The fourth lesson was in the field of data management, integration, sharing and reporting. Early in the evolution of the pandemic locally, SA made deliberate decisions to establish and, in some instances, leverage systems to support the co-ordination and sharing of information with the private sector and the public.

Mkhize said that had proved essential for effective and timely monitoring, planning and decision making.

He said that in this time of the Fourth Industrial Revolution, SA used the opportunity to build technology. One example was the Covid Connect App for tracing contacts and engaging asymptomatic cases. Another was the Covid Alert SA app, a free exposure notification application that lets people know when they have been in close contact with someone who has tested positive for Covid-19.

"As mentioned previously, the efficiency of our vaccination programme has been greatly enhanced by the Electronic Vaccine Data System," he said.
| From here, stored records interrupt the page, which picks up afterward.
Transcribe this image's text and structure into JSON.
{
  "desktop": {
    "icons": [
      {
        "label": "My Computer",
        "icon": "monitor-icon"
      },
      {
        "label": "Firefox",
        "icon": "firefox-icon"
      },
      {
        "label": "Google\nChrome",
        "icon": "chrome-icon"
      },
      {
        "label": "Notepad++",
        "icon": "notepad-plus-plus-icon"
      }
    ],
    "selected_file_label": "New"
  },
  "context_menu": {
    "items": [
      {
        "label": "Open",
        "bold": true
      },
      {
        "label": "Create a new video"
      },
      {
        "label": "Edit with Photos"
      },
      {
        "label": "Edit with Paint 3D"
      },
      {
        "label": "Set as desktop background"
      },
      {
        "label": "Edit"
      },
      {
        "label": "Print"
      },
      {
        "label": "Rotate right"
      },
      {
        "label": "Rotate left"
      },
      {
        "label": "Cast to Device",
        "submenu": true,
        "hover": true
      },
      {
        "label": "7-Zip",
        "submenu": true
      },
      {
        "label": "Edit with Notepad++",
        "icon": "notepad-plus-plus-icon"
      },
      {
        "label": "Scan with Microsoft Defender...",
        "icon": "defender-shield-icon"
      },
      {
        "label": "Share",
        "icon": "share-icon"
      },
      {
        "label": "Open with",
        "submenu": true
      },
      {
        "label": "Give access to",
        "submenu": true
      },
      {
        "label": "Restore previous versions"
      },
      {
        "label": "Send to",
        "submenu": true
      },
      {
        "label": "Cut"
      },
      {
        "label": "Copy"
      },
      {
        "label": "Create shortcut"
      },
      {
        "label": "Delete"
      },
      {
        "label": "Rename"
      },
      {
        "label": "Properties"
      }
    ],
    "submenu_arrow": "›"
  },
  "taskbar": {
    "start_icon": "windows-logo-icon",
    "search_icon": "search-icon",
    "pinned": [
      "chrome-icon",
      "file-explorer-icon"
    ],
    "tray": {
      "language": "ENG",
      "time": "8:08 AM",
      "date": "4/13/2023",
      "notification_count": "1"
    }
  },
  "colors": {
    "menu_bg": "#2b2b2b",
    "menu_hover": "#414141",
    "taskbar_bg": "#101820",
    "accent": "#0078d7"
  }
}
The fifth key lesson learnt was the importance of diversifying procurement strategies.

"In our case, for instance, our diversified approach included bilateral engagements with individual manufacturers, multilateral involvement through the Covax facility and engaging a regional approach through the African Union’s Vaccine Acquisition Task Team.

“At all costs, our vaccine acquisition plan avoids the notion of vaccines nationalism. We subscribe to a regime that globally ensures fairness in access, equity in financing and is founded on the principle of social solidarity and equity. It is only in this way that the most vulnerable, locally and globally, will be best protected. Without this, the poorest people in the world’s poorest countries are most affected by a lack of access to vaccines.

“Inevitably, the consequent slower roll out of vaccines in lower income countries will negatively impact on economic prosperity and development in those countries. However, the greatest lesson that vaccine nationalism has taught us is the critical urgency for Africa to develop, manufacture and distribute its own biotechnology."

The minister said the final lesson related to the need for alternative reimbursement models that were practical, easy to implement and transparent.

"In our efforts to draw on the expertise and capacity of the private sector – hospitals, laboratories, and healthcare professionals – it quickly became apparent that there is a huge gap in this expertise.

“Having said that, this has created the inclination for continued engagement between the public and private sectors, a clear departure from the past when this type of discourse could not happen without landing in court. This lays strong foundation for the National Health Insurance Fund provider accreditation and contracting environment."

He said that as the pandemic evolved, the lessons treasure trove expanded.

"And, through our participation in the global economy, we continue to learn new things from other contexts. What is important for us is to ensure that we use what we learn to inform our broader policy reforms around the phased implementation of Universal Health Coverage."